I am implementing a churn prediction analysis with a 'tree ensemble learner' node. It works pretty well showing an accuracy above 80%.
Nevertheless this high accuracy comes mostly from the 'not churn' prediction which is over 95%, what means that the 'churn' prediction is poor (about 60%), it is the same that say that the offdiagonal terms from the confusion matrix are different by some orders of magnitude or to put it in an easy way, the algorithm is predicting well 'no churn' but is predicting quite bad the 'churn' category.
The good new here is that 'tree ensemble learner' allows to give a 'Confidence' value to every single row. So as far as I understand when the confidence is over 50% it categorize that user as 'churn' and when it is below such threshold value it categorize as 'no churn'. I wonder if there are any option within that node that allows me to decide the category by means of the confidence, setting for instance values over 70% to 'churn' and below that to 'no churn'. From my perspective it will allow to move some of those non confident 'churn' to 'no-churn' and I do believe it is going to rocket the accuracy of my model.

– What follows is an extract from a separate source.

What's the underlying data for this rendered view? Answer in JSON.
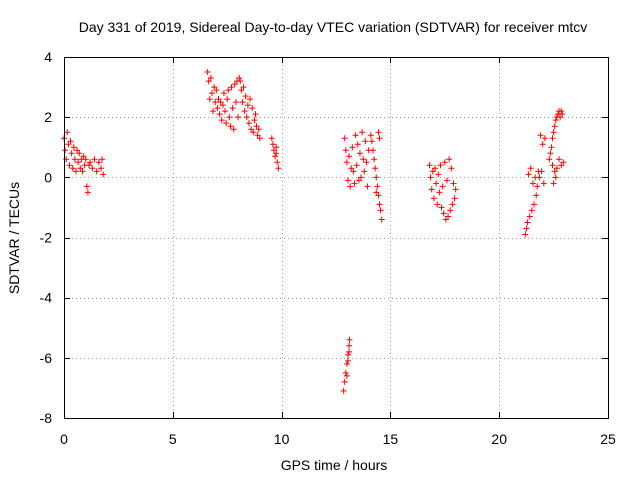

Obviusly I can do so by using appropiately some more nodes at the output, but it is such a basic setting that I wonder if it is not already available somwhere.
Thanks for your response!
you can use different strategies to tackle this problem.
Usually such results are caused by unevenly distributed classes meaning that one class is much more frequent than the other (in your case I guess the 'not churn' class is the frequent one). In order to counter this problem you can use the Equal Size Sampling node to create a training dataset in which all classes are equally frequent. This is refferred to as downsampling. Another possiblity is the use of upsampling, where you artificially create new records for the minority class in order to balance out the class distribution. For this KNIME offers the SMOTE node which creates artificial records for the minority class, the drawback is that it only works for numerical features. An alternative is to simply duplicate some of the records in the minority class.
Provided you have enough data to begin with, it is probably better to use a downsampling approach.
Another strategy is the one You already suggested. But instead of the Confidence I would suggest to append the probabilities of the classes (select the option "Append individual class probabilities" in the Tree Ensemble Predictor). You can then use for example the Rule Engine to change the prediction depending on the probability of the 'churn' class.
Long story short: No, this option is not available, at least not in the Tree Ensemble nodes. But, as achieving the same functionality is as easy as adding another node, I don't think it is necessary to add this option in the future.
Thanks a lot Nemand for your answer.
I finally did the option I commented, i.e by using the 'math formula' node put those 'churn' predicted with confidence below to 65% (by induction) to 'no churn' and the accuracy of the prediction has growth from 80% up to 87% plus now both offdiagonal terms in the confussion matrix are balanced. So it turned out to work pretty well.
However I will give a try to the other methods you suggested.